Shortly following the birth of Jesus, the shepherds came and saw the baby Jesus lying in a manger. When they left, we read of Mary: "But Mary kept all these things, and pondered them in her heart" (Luke 2:19). A considerable time later, we have the visit of the wise men from the east presenting their gifts. We read: "And when they were come into the house (not the manger this time) they saw the young child with Mary His mother, and fell down, and worshipped HIM…" (Matthew 2:11). Notice that it does not say that they worshipped Mary! Mary is not to be made an object of worship. Following this incident, Joseph was told in a dream to take the child to Egypt because His life was in jeopardy. Mary submitted to her husband and the long journey was made. Both Matthew and Luke suddenly end their accounts of Jesus' early days when he settles with his family at Nazareth. Except for Luke's story of the pilgrimage of the boy Jesus to Jerusalem, the Gospels are silent about Jesus and Mary until his public life begins.

Her Panic

Every year his parents would go to Jerusalem for the feast of the Passover (Luke 2:41).
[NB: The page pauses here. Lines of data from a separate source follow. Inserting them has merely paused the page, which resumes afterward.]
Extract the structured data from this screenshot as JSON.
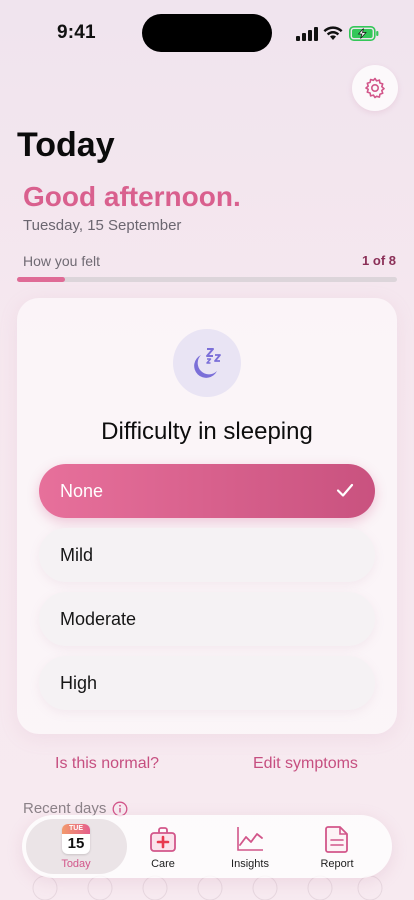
{
  "status": {
    "time": "9:41"
  },
  "header": {
    "title": "Today",
    "greeting": "Good afternoon.",
    "date": "Tuesday, 15 September"
  },
  "progress": {
    "label": "How you felt",
    "count": "1 of 8",
    "fraction": 0.125
  },
  "question": {
    "title": "Difficulty in sleeping",
    "icon": "moon-zzz-icon",
    "options": [
      {
        "label": "None",
        "selected": true
      },
      {
        "label": "Mild",
        "selected": false
      },
      {
        "label": "Moderate",
        "selected": false
      },
      {
        "label": "High",
        "selected": false
      }
    ]
  },
  "links": {
    "normal": "Is this normal?",
    "edit": "Edit symptoms"
  },
  "recent": {
    "label": "Recent days"
  },
  "tabs": [
    {
      "label": "Today",
      "icon": "calendar-icon",
      "cal_month": "TUE",
      "cal_day": "15",
      "active": true
    },
    {
      "label": "Care",
      "icon": "first-aid-kit-icon",
      "active": false
    },
    {
      "label": "Insights",
      "icon": "line-chart-icon",
      "active": false
    },
    {
      "label": "Report",
      "icon": "document-icon",
      "active": false
    }
  ],
  "colors": {
    "accent": "#d9608e",
    "accent_dark": "#c9527f",
    "battery": "#34c759"
  }
}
When Jesus was twelve years old, they went up for the feast as usual. When they were on their way home to Nazareth after the feast, Jesus stayed behind in Jerusalem without his parents knowing it. They assumed he was with the caravan. This was a mistake. It was only after a day's journey that they went to look for him among their relations and acquaintances. When they failed to find him, the worried parents rushed back to Jerusalem, looking for him everywhere. Three days later, they found him in the temple, sitting among the doctors, listening to them and asking them questions; and all those who heard him were astounded at his intelligence and his replies. Mary asked Him why He had treated them in such a way. Jesus informed her that he had to be about His Father's business. Neither Mary nor Joseph really understood what He meant.

John's Gospel speaks twice of Mary. At Cana in Galilee she attends a wedding with Jesus and His disciples (John 2:1-12). Soon the wine ran out. Mary, meaning well, approached Jesus and told Him they had run no wine left. Jesus' reply: "Woman, what have I to do with thee?" showed that He was the One who had the initiative. It was no longer her place to tell Him what to do. Nonetheless, even when admonished, her faith in her Son remained sure because she told the servants to do as He commanded. They did and the water of purification was turned into the wine of rejoicing.

Her Prayer.

Finally, we see Mary at a prayer meeting (Acts 1:14). She had watched her Son die, but knew Him to be risen from among the dead. She was now one of those who continued with one accord in prayer and supplication. May this be our position while we wait for Him to come.